🤖 AI Summary
Medical AI models for CT analysis often suffer from domain shift due to variations in CT scanners, reconstruction algorithms, and radiation dose protocols—severely limiting cross-center generalizability. To address this, we introduce the first open-source, multi-center CT benchmark dataset built upon anthropomorphic 3D phantoms, encompassing data from 13 scanners across 4 vendors and 8 institutions, with anatomical variability rigorously controlled to eliminate inter-subject confounding. The dataset comprises 1,378 multi-parametric CT series acquired under diverse dose levels and reconstruction protocols. We further provide an open-source evaluation framework enabling quantitative assessment of harmonization performance at both image- and feature-levels.

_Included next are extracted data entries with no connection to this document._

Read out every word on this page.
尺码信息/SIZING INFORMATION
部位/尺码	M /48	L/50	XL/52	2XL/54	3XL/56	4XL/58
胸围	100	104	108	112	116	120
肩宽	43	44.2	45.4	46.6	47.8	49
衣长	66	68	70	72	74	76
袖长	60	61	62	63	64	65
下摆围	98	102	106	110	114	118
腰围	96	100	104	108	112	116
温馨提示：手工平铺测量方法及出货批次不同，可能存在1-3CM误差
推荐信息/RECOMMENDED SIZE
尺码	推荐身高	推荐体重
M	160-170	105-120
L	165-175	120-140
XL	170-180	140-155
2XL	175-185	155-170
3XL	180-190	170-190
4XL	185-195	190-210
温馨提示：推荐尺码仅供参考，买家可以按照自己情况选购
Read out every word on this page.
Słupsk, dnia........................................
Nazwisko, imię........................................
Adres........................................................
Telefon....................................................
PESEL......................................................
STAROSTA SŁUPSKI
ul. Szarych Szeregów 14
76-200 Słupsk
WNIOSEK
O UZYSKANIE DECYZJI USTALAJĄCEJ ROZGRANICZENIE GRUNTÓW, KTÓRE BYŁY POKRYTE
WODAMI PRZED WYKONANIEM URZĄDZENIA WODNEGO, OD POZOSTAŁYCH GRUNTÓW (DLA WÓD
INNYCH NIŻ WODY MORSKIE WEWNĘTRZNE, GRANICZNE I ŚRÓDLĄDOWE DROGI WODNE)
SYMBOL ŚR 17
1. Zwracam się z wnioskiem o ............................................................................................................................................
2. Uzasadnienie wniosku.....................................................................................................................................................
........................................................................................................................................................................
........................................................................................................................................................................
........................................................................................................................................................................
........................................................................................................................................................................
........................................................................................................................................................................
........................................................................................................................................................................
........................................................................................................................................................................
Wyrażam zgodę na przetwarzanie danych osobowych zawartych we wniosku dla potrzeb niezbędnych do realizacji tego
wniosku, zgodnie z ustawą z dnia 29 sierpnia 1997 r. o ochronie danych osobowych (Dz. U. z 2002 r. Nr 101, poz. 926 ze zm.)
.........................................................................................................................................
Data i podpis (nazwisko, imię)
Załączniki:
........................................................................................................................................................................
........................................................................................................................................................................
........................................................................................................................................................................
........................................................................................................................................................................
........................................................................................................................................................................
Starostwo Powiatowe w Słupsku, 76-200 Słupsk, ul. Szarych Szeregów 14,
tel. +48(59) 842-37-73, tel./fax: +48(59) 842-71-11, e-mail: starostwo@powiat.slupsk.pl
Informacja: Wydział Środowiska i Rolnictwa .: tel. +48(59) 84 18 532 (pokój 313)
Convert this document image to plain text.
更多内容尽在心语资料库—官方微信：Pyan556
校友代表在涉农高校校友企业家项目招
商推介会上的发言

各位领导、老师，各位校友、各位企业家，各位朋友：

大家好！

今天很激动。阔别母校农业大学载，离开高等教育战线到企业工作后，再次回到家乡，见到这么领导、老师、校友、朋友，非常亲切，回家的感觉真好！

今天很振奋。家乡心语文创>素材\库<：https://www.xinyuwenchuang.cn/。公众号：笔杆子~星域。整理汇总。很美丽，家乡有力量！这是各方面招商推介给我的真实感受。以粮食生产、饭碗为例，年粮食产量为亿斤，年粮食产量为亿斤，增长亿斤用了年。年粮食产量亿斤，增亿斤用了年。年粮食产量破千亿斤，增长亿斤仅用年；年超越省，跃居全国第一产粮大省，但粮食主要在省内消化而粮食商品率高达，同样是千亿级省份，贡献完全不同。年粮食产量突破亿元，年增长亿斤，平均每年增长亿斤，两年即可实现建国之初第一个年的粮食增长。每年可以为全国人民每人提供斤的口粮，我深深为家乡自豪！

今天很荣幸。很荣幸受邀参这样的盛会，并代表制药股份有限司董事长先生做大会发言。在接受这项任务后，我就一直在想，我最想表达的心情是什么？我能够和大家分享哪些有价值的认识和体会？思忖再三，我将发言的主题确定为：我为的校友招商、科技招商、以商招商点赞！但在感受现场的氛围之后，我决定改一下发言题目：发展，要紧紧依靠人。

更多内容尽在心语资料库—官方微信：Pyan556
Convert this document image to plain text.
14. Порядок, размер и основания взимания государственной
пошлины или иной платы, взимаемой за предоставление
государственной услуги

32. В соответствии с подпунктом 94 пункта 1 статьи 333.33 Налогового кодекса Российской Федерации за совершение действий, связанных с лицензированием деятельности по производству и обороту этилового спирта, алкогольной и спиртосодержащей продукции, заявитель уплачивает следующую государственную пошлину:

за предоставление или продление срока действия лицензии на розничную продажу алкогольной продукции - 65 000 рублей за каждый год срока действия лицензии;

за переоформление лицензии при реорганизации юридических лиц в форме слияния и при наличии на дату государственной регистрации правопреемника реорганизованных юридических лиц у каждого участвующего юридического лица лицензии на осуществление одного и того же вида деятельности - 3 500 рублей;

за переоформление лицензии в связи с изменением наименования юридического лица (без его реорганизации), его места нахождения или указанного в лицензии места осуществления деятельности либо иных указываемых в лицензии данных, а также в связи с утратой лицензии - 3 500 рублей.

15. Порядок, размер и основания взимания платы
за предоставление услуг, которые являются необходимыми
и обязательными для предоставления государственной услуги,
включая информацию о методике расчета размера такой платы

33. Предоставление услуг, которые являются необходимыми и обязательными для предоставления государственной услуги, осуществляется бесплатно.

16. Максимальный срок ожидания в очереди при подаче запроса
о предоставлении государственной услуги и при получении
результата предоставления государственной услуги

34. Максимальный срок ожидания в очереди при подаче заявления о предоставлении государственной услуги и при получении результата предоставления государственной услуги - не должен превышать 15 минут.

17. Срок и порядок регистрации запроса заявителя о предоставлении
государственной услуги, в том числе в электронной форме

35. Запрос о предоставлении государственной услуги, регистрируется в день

Experiments on liver tissue classification demonstrate that our benchmark significantly improves cross-device image consistency and radiomic feature stability. This work establishes a reproducible, standardized testing platform for advancing robustness research in medical AI.
📝 Abstract
Artificial intelligence (AI) has introduced numerous opportunities for human assistance and task automation in medicine. However, it suffers from poor generalization in the presence of shifts in the data distribution. In the context of AI-based computed tomography (CT) analysis, significant data distribution shifts can be caused by changes in scanner manufacturer, reconstruction technique or dose. AI harmonization techniques can address this problem by reducing distribution shifts caused by various acquisition settings. This paper presents an open-source benchmark dataset containing CT scans of an anthropomorphic phantom acquired with various scanners and settings, which purpose is to foster the development of AI harmonization techniques. Using a phantom allows fixing variations attributed to inter- and intra-patient variations. The dataset includes 1378 image series acquired with 13 scanners from 4 manufacturers across 8 institutions using a harmonized protocol as well as several acquisition doses. Additionally, we present a methodology, baseline results and open-source code to assess image- and feature-level stability and liver tissue classification, promoting the development of AI harmonization strategies.